Le corps de Me Kimani, disparu le 23 juin avec son client Josephat Mwenda et leur chauffeur de taxi Joseph Muiruri, avait été retrouvé mutilé dans la rivière Ol Donyo Sabuk, au sud-est de la capitale. Selon la presse kényane, ses poignets avaient été attachés, trois de ses doigts coupés et ses yeux énucléés.
Appel à la grève
Les avocats kényans ont annoncé qu’ils seraient en grève cette semaine dans tout le pays, pour protester contre l’assassinat de leur collègue.
« Nous rejetons absolument l’idée que ce qui est arrivé aux trois hommes qui ont disparu la semaine dernière est un cas isolé impliquant quelques officiers ripoux.
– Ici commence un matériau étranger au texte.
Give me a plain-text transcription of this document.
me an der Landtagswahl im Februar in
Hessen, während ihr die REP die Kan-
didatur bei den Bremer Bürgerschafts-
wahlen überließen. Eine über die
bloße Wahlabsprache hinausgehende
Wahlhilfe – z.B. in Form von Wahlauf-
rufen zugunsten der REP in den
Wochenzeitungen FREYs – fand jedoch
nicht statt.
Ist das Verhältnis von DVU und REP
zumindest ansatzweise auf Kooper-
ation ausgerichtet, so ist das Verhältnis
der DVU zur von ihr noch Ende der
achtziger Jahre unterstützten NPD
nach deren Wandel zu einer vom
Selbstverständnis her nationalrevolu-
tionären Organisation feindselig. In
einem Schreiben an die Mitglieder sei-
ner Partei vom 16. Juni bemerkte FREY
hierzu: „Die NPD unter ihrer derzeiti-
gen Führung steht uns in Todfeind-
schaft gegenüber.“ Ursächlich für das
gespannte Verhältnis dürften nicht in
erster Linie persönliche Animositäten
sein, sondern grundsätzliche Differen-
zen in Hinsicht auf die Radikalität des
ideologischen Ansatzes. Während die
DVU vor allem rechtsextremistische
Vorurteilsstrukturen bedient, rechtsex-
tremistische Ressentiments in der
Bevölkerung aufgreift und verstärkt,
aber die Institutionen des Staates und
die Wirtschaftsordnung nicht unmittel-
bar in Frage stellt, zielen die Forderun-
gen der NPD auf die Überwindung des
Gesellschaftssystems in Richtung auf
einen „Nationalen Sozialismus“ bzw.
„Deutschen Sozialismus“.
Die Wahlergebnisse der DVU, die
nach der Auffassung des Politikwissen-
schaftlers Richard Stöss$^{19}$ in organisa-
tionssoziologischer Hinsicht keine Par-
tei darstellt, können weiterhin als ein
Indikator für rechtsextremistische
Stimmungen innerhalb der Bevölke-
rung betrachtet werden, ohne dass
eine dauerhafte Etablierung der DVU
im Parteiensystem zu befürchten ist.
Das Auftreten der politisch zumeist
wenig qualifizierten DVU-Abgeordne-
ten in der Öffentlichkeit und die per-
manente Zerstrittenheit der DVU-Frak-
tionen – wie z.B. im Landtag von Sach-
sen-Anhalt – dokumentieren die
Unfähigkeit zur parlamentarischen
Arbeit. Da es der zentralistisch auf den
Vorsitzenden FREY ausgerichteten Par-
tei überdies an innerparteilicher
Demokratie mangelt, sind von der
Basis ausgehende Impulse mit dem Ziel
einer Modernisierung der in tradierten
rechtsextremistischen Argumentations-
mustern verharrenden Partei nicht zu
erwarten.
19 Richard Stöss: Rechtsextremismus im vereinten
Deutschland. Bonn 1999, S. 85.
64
Beaucoup, beaucoup de Kényans ont disparu et c’est une situation qui est complètement intolérable », a déclaré le président du barreau kényan, Isaac Okero.
« Ces meurtres extrajudiciaires sont un rappel effrayant que le droit, durement gagné, de chercher justice pour des violations des droits de l’homme est à nouveau menacé », a déploré de son côté Muthoni Wanyeki, directrice pour l’Afrique de l’Est chez Amnesty International, l’une des trente-quatre organisations internationales de défense des droits de l’homme à avoir demandé aux autorités de faire toute la lumière sur ces meurtres.
Escadrons de la mort
La police kényane est régulièrement accusée de mener des opérations violentes et hors procédure contre des personnes enquêtant sur les abus perpétrés par ses membres. Devant ces accusations, le chef de la police, Joseph Boinnet, a rejeté en bloc l’existence d’ « escadrons de la mort au sein de la police » soupçonné par l’opposition d’être derrière ces meurtres.
Ces meurtres, dont les auteurs n’ont pas toujours été retrouvés, inquiètent de nombreux observateurs à l’aube d’une année électorale tendue. Plusieurs diplomates occidentaux craignent que se répète le scénario de 2007-2008, lorsque plus de 1 100 personnes avaient été tuées dans des violences postélectorales.